The free event at Shively City Hall featured food trucks, performances and booths set up by community leaders and organizations.  

“We are embracing the arts in our community,” Shively Mayor Beverly Chester-Burton said. “We are just hoping that everyone will just enjoy the performances that are being set up today.”

Chester-Burton partnered with Louisville Metro Council member Keisha Dorsey to showcase the neighborhood's art scene. 

By highlighting local artists, Chester-Burton wanted to bring attention to the wide range of talent in the area.

“The residents, the community as a whole, there are so many things that people can offer one another,” she said. “There’s so much talent out here.” 

Tasha Wilson-Hatchett, who performed with Faith Works Studios, said events like Unity in the Community are key to building up the neighborhood and its youth.

A similar event Wilson-Hatchett attended as a child opened the door for her to be a performer. She hopes young people were similarly inspired on Saturday.

“I think it’s important for us to be out here today, because we’re cultivating arts in our community and in our youth,” Wilson-Hatchett said. “We want to make sure we’re well represented and make sure that the youth get exposure doing what they love.”

Faith Works Studios members performed numbers from its Disney-themed show, which got the attention of many young people in attendance.

That included the children of Ronisha Squire and Roneka Jones, who are sisters.

“Anything musical, they’re going to do it. They’re going to sing, dance. They love it,” Squire said. 

Jones’ children are signed up to attend StageOne, a family theater company that has several educational programs, over the summer. She said she hopes they are more excited about their summer activities after seeing people on stage performing songs they know.

Jones and Squire also said they believe the event is an important way to connect the community, particularly after COVID-19 lockdowns.

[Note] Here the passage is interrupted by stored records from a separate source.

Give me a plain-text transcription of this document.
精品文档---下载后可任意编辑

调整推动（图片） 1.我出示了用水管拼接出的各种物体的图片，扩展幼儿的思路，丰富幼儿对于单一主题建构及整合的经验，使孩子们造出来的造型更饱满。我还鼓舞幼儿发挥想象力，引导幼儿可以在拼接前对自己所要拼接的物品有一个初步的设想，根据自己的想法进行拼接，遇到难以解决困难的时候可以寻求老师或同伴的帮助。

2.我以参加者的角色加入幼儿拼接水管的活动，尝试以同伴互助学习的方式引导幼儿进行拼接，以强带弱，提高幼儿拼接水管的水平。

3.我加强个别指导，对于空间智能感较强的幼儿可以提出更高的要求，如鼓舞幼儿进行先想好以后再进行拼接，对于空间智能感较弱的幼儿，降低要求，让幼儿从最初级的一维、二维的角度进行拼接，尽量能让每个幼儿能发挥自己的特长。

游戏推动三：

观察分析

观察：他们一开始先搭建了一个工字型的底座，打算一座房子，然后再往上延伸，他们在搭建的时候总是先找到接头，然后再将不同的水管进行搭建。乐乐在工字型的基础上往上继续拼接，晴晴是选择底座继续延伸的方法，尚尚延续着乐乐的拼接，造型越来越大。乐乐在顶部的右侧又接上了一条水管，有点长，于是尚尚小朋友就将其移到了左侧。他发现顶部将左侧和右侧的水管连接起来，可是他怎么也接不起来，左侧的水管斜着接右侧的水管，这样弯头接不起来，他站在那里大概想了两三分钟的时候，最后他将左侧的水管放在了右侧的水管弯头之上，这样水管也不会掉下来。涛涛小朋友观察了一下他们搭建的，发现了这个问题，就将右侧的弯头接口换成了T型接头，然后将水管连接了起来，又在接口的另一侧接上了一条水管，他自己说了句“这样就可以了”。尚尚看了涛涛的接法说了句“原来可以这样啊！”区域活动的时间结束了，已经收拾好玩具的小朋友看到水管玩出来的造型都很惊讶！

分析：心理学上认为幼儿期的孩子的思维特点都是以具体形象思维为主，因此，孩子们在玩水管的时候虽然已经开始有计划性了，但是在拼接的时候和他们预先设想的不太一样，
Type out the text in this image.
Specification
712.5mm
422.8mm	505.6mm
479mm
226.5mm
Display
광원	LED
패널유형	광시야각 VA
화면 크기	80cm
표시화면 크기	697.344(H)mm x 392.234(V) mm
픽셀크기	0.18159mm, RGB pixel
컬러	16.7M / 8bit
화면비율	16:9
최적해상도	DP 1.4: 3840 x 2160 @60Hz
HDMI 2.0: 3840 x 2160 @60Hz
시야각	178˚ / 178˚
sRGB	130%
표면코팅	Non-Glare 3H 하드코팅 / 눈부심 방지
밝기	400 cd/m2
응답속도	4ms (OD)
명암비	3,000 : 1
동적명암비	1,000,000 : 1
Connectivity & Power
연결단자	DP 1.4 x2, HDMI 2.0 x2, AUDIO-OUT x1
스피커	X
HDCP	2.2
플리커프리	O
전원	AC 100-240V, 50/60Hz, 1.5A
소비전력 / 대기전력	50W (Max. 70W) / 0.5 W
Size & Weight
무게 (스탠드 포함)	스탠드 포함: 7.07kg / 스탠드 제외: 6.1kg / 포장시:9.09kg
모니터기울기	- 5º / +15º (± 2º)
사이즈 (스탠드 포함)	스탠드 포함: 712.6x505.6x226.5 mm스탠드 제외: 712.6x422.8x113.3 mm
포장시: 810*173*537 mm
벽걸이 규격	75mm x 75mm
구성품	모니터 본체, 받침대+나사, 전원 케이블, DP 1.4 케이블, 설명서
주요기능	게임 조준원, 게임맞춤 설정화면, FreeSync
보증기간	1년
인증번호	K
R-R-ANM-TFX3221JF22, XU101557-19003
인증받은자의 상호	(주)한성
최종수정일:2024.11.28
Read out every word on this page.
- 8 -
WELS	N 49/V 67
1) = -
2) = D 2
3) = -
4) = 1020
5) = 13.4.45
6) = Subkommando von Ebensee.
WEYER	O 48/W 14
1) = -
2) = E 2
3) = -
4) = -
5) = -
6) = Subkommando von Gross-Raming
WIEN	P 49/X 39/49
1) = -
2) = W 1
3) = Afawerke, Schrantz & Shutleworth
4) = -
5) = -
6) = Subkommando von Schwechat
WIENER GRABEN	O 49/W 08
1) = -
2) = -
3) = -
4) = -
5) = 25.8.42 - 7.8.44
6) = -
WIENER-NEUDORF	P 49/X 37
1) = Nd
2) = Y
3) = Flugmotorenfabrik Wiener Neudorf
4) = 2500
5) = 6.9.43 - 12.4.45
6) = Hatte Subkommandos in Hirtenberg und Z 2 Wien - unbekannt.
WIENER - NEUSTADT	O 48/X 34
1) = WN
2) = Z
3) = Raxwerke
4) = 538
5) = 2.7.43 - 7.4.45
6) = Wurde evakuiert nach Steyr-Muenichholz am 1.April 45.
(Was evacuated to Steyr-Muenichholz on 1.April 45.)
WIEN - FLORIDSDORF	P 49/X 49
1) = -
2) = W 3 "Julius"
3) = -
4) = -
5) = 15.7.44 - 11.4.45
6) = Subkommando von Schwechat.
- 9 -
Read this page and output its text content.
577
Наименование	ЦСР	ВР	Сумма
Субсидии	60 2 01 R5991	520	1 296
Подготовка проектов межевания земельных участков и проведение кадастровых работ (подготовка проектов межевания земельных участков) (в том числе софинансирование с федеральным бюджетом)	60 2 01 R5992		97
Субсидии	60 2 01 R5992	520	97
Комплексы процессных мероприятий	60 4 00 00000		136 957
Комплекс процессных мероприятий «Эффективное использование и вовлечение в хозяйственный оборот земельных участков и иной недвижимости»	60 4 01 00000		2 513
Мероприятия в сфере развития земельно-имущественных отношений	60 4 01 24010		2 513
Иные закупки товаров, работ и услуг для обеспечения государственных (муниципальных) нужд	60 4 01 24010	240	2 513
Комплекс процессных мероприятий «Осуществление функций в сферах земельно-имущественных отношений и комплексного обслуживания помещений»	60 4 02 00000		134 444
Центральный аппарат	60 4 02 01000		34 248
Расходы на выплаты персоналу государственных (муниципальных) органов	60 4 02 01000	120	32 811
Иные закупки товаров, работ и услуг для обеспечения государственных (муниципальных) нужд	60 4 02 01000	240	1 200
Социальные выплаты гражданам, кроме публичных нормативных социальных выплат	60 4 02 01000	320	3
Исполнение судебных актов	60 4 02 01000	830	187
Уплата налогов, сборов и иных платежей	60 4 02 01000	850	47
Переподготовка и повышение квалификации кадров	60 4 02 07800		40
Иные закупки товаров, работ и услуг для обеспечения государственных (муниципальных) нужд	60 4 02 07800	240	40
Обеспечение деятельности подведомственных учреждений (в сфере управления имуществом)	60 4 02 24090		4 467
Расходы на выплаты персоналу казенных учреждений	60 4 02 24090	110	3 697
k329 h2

“It builds trust within the community. You got to have trust, you got to have relationships,” Jones said. “It helps to be able to engage with people, to know people.”

“The community is not going to rise unless everybody gets out,” Squire said. “It’s never going to succeed if you don’t get your children out.”

Those community connections are exactly what organizers hoped Saturday’s event would create.

It was part of the Arts in Neighborhoodsinitiative by Fund for the Arts, which aims to uplift artists and arts organizations throughout the city. The two previous events associated with the program were a South Louisville Art Crawl and a showcase at Central High School. 

“Art is everywhere and it’s happening everywhere,” Fund for the Arts president André Kimo Stone Guess said. “We just want to highlight what was already happening.”

Stone Guess said working with community leaders has been an important aspect of producing the events.

“We don’t know what communities want to do for themselves,” Stone Guess said. “We don’t know how they want to celebrate themselves. We just want to be a catalyst. We just want to be a partner, we want to bring people together.”